I was involved in getting the legal office to approve our release of data. This post summarises some of the key aspects of the conversation:
Q. Was a
data collection notice used which indicated this possible use of the data?
A. Users
of CamTools have always [since the service first went online] had the option to
open the privacy policy which says "Logs are used to create summary
statistics which may be made publicly available. Summary statistics do not
include personal data." Although it would be ideal to send an email to
tell users as a matter of courtesy that we are going to anonymise and release
the data (because users were not required to read the privacy policy which
is not prominently displayed), it was felt we did not have to do this.
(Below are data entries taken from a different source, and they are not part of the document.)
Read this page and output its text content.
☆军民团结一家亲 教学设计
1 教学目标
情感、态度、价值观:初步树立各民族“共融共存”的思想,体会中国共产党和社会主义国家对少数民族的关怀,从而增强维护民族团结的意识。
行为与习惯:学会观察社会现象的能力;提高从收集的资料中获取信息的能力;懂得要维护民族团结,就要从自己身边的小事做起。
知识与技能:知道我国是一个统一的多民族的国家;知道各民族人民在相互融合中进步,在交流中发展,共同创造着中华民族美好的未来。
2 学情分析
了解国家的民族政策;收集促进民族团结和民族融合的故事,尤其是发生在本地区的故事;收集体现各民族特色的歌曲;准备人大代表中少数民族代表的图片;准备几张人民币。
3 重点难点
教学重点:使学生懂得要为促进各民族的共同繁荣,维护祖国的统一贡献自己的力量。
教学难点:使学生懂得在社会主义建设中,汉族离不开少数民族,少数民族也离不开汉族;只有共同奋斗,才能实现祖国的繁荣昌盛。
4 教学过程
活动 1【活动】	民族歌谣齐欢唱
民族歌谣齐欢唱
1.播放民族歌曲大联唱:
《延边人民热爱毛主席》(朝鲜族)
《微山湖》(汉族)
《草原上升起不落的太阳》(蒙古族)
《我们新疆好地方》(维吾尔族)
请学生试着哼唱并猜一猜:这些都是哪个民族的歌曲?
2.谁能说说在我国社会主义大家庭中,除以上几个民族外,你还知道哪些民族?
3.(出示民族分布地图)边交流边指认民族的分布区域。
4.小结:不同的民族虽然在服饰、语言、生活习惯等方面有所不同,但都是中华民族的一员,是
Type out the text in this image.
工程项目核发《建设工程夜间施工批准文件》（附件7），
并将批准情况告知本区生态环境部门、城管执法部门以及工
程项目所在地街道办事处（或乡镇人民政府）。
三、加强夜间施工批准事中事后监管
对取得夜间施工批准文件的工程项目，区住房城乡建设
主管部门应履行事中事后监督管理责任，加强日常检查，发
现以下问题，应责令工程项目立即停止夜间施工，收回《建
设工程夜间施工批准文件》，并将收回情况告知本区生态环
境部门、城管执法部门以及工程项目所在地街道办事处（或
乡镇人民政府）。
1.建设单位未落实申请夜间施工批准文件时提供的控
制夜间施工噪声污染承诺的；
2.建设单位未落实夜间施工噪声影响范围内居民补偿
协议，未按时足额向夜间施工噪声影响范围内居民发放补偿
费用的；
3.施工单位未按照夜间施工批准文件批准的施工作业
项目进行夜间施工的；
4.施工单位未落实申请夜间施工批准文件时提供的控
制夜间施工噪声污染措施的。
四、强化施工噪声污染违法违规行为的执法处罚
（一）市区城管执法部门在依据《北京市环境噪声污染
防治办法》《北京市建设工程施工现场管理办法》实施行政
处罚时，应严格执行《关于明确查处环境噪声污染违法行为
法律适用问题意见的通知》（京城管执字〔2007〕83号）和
The nature of the personal information concerned includes CRSids but
not sensitive personal data. It was
therefore deemed that we did not need consent to anonymise (ie. process the
data). It is not completely clear if anonymising is processing but it is safest
to assume it is. The personal information was not provided on a confidential
basis, so there should be no issue on that score.
Conclusion. Be
rigorous about having a privacy policy for systems that collect personal data
and anticipate public use of the data. We will probably move to actively
collecting agreement to terms and conditions (including privacy policy) with
click-through pages in future.
Q. Is the
anonymisation secure enough?
A. We had
taken advice from an expert in the Computer Lab about anonymisation of data,
but we were also advised to cross-check with the University Computing Service
that; (1) they were happy with the security of the anonymisation process
used, including the identifiers which you might insert in relation to some of
the data (for example identifying the school to which the users belong), was
adequate to protect the identity of individuals, and (2) since the open data
licence contemplates commercial use, the UCS is confident that this is within
JANET acceptable use policy.
I was pointed out that if we use the PDDL open data licence, we are
releasing the material irrevocably and with no restraints. Both
commercialistion and patenting at a future date is precluded in fact and by the
terms of the licence.
Conclusion. This is
a tricky area and it is good to have as many opinions as possible confirming
that the anonymisation is adequate. We also need to track (if we can) uses made
of the data and any indication the anonymisation is inadequate. However, the
terms of the PDDL mean there is little we can do about it once the data is
released, which just increases the pressure to ensure we have good
anonymisation in the first place.
Q. Would
this breach anyone’s intellectual property rights?
A. The
data was created for the administrative purposes of the University, so there
should be no problem under the IP Ordinance (the University would own the
data). Release of the data also releases database table structures. Since
the software that produced the log
tables was licensed under the ECL2 open source licence, which allows for onward
distribution on an open source basis, there should be no problem here either.
We were advised to check there is no conflict between the ECL2 and the
PDDL licence.
Conclusion. I
hadn’t thought about this aspect of releasing data. This question represents an
unexpected benefit of running open source code and a potential minor headache
for anyone releasing data from a commercial system.